Em um gesto significativo que busca consolidar um frágil acordo de cessar-fogo, o Irã anunciou nesta sexta-feira (19 de junho de 2026) que não cobrará taxas de navios que transitarem pelo Estreito de Ormuz durante os próximos 60 dias. A medida, divulgada pelo Conselho Supremo de Segurança Nacional iraniano, visa facilitar as negociações em andamento com os Estados Unidos, com o governo da República Islâmica assumindo integralmente os custos operacionais durante esse período crucial. Essa decisão reverte uma postura anterior de Teerã e sinaliza um avanço na implementação do acordo de trégua, que busca encerrar um longo período de tensões.
Acordo Preliminar e a Reabertura Vital do Estreito
A isenção das taxas de passagem pelo Estreito de Ormuz é uma das primeiras ações concretas decorrentes do acordo inicial de cessar-fogo assinado na quarta-feira (17 de junho de 2026) pelos presidentes de EUA e Irã. Inicialmente, o Irã havia expressado a intenção de instituir uma cobrança para o tráfego marítimo, contrariando as expectativas de livre passagem.

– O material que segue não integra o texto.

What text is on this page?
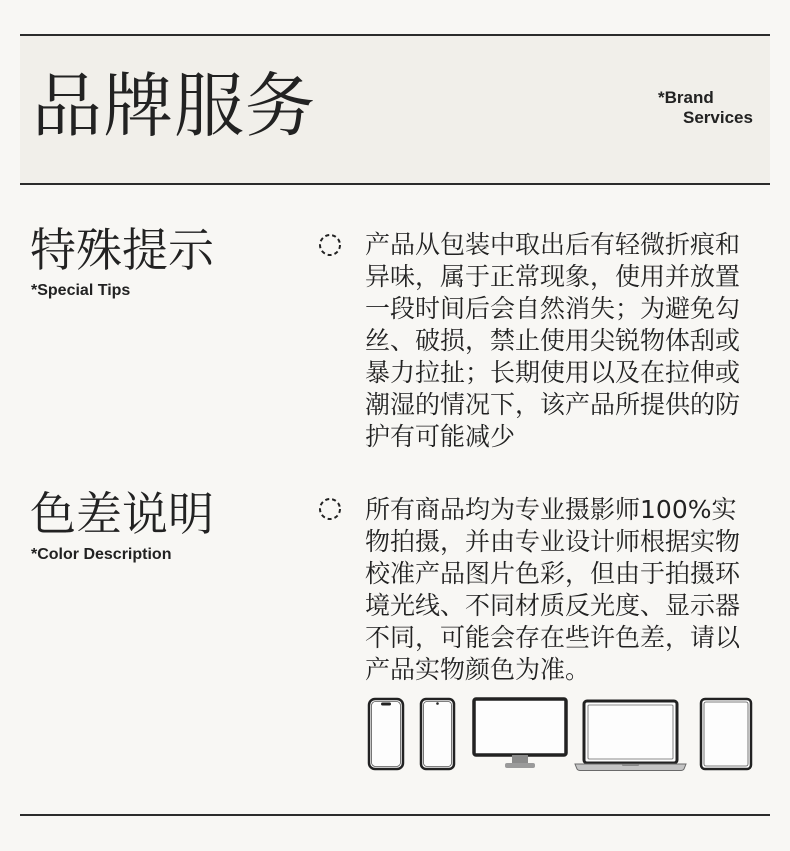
品牌服务	*Brand
Services
特殊提示
*Special Tips
产品从包装中取出后有轻微折痕和异味，属于正常现象，使用并放置一段时间后会自然消失；为避免勾丝、破损，禁止使用尖锐物体刮或暴力拉扯；长期使用以及在拉伸或潮湿的情况下，该产品所提供的防护有可能减少
色差说明
*Color Description
所有商品均为专业摄影师100%实物拍摄，并由专业设计师根据实物校准产品图片色彩，但由于拍摄环境光线、不同材质反光度、显示器不同，可能会存在些许色差，请以产品实物颜色为准。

A revogação dessa intenção por 60 dias alinha-se diretamente com os termos do recém-firmado memorando de entendimento, que prevê a livre circulação. Detalhes operacionais e técnicos para a travessia segura, incluindo rotas e horários, serão oportunamente divulgados pela Autoridade das Vias Navegáveis do Golfo Pérsico, com a expectativa de que o cumprimento dessas orientações leve a um aumento gradual do tráfego nesse corredor marítimo de importância global. O Estreito, que serve como um ponto crucial para o escoamento de petróleo e gás, teve sua abertura pacificada como um dos poucos consensos firmados no documento.
O Cenário das Negociações Pós-Cessar-Fogo
Apesar do aparente progresso na questão do Estreito, o caminho para uma paz definitiva entre Estados Unidos e Irã permanece repleto de obstáculos. As negociações diretas que estavam agendadas para esta sexta-feira (19) na Suíça foram adiadas, conforme comunicado pelo Ministério das Relações Exteriores suíço. A desistência do vice-presidente dos EUA, JD Vance, de sua viagem para encontrar-se com os negociadores iranianos na Suíça na véspera, sinaliza a complexidade do diálogo. O acordo de trégua prevê uma janela de 60 dias para que ambas as partes discutam e resolvam questões pendentes, como o controverso programa nuclear iraniano e a situação no Líbano. Estima-se que o conflito já custou bilhões, com o Pentágono, segundo relatos, solicitando US$ 80 bilhões para cobrir despesas da guerra contra o Irã, o que sublinha a urgência de uma resolução duradoura.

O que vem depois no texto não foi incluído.